Guide for Forex Traders


An Introduction to Elliot Waves

One of the major hurdles that a neophyte trader has to face is the seemingly chaotic action of the financial markets, including the forex. However, while the activity is virtually nonstop, it has been demonstrated that the currencies market moves in cycles.

What this means is that by analyzing these repeating patterns, a trader will be able to incorporate these patterns into his forex strategy. The market cycle, brought about by human behavior, was discovered by Ralph Elliot, after whom the Elliot Wave Theory is named.

The Elliot Wave Theory states that market movements, be it forex or the stocks, can be divided into the 5-3 Wave Patterns. The initial five waves are called the impulse waves, and the last three are the corrective waves. Although there are waves within these waves (sub waves), it is the 5-3 Wave Pattern that are important to most forex traders.

The first wave occurs when the forex currency drops in value, leading to an increase of buyers. The end result is that the value of the item will rise. The second wave takes place when the buyers take profits. This will cause the currency price to dip a little, but the bullish market will limit the fall.

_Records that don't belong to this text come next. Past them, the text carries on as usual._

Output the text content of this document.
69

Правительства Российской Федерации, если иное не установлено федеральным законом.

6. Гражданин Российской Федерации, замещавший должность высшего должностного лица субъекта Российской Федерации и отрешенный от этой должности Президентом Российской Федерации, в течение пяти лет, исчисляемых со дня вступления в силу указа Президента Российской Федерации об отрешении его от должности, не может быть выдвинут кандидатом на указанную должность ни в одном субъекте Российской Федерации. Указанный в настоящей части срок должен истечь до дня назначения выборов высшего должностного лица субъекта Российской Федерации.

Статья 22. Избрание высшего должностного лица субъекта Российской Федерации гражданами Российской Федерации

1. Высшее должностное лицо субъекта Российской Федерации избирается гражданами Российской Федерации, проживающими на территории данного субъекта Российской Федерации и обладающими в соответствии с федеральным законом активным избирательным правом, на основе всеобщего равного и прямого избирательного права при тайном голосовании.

The third wave is the longest in an Elliot Wave, and this is because a lot of people are getting on the bandwagon. At this point, the price of the forex currency (or shares of stock) goes up even more.

Wave four is a smaller and shorter version of the second wave. There will be those who will cash in as the price is high, but the lowering price will only be of a small amount, or even temporary.

The fifth wave is when the item becomes overvalued and overbought, something your technical tools will tell you. When the wave reaches this level, the price is being driven up not so much by financial or economic data but by the sentiment of the investors.

At this point, it will only be a matter of time before the corrective waves step in. These corrective steps translate to a lowering of the price, and the cycle will begin again.

For the forex analyst, the importance of this theory is that it will go a long way towards developing market strategies. What makes this tool even more useful is that they are not just applicable to the forex, but also to other financial markets. Incorporating the Elliot Wave Theory in your toolbox will pay off.